Судя по всему, она была потрясена не меньше Дары. Обрадована – и потрясена. Она потянулась к нему и погладила по щеке.
– Сработало, – прошептала она. – Наконец-то сработало.
Дара в ужасе уставился на свои пламенеющие руки. На пальце сверкнуло ненавистное рабское кольцо с изумрудом.
– Почему я стал таким? – Его голос панически надломился. – Ифриты…
– Нет, – быстро успокоила его женщина. – Ты свободен от ифритов, Дараявахауш. Ты свободен от всего.
Это ничего не проясняло. Дара непонимающим взглядом таращился на собственную огненную кожу, внутри холодея от ужаса. Ни в одном известном ему мире джинны и дэвы не были похожи на него теперешнего, даже возвращенные из рабства.
На задворках сознания Дара все еще слышал голос сестры, умоляющий его вернуться в сад предков. Тамима. Горе захлестнуло его, и слезы градом покатились по щекам, шипя на раскаленной коже.
Он содрогнулся. Магия, текущая в крови, ощущалась им обостренно: свежая, оголенная, как нерв, неуправляемая. Он сделал резкий вдох, и стены шатра, в котором они находились, яростно всколыхнулись.
Женщина схватила его за руку.
– Успокойся, Афшин, – сказала она. – Ты в безопасности. Ты свободен.
– Что я такое? – Он в очередной раз взглянул на свои когти, и его замутило от увиденного. – Что ты со мной сделала?
Она захлопала глазами, удивленная мучительной интонацией в его голосе.
– Я сделала тебя феноменом. Чудом. Ты – первый дэв, освобожденный от оков проклятия Сулеймана за три тысячи лет.
Проклятие Сулеймана. Не веря своим ушам, он уставился на нее. В голове эхом отзывались ее слова. Это невозможно. Это… возмутительно. Его народ чтил Сулеймана. Подчинялся его постулатам.
Дара во имя этих постулатов убивал.
Он вскочил на ноги. Земля под ним содрогнулась, стены шатра неистово затрепетали под порывом жаркого ветра. Он неуклюже выскочил наружу.
– Афшин!
Дара ахнул. Он ожидал увидеть мрачно-пышные горы своего родного города-острова, вместо которых его взору предстала огромная безжизненная пустыня. И тут, к вящему своему ужасу, он узнал ее. Узнал рельеф соляных утесов и каменную башню, одиноким сторожем стоящую поодаль.

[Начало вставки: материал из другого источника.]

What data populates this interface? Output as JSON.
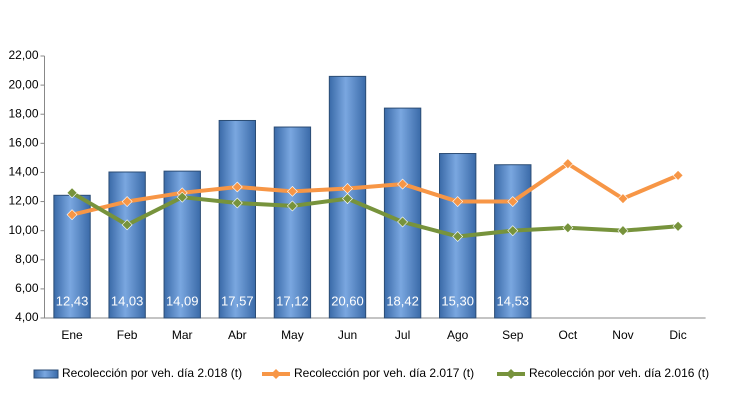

Деште-Лут. Пустыня на юге Дэвастана, до того знойная и непригодная для жизни, что птицы, пытавшиеся перелететь ее, падали с неба замертво. Дара, на пике восстания Дэвов, заманил в Деште-Лут Зейди аль-Кахтани. В сражении, которое наконец-то должно было обернуть ход войны в пользу Дэвов, он захватил и убил сына Зейди.
Но тогда в Деште-Лут для Дары все закончилось иначе.
Внезапный раскат смеха вернул его в настоящий момент.
– Однако пари-то я проиграл, – раздался голос у него за спиной, маслянистый и хитрый, словно вырванный из худших воспоминаний Дары. – Нахиде и впрямь это удалось.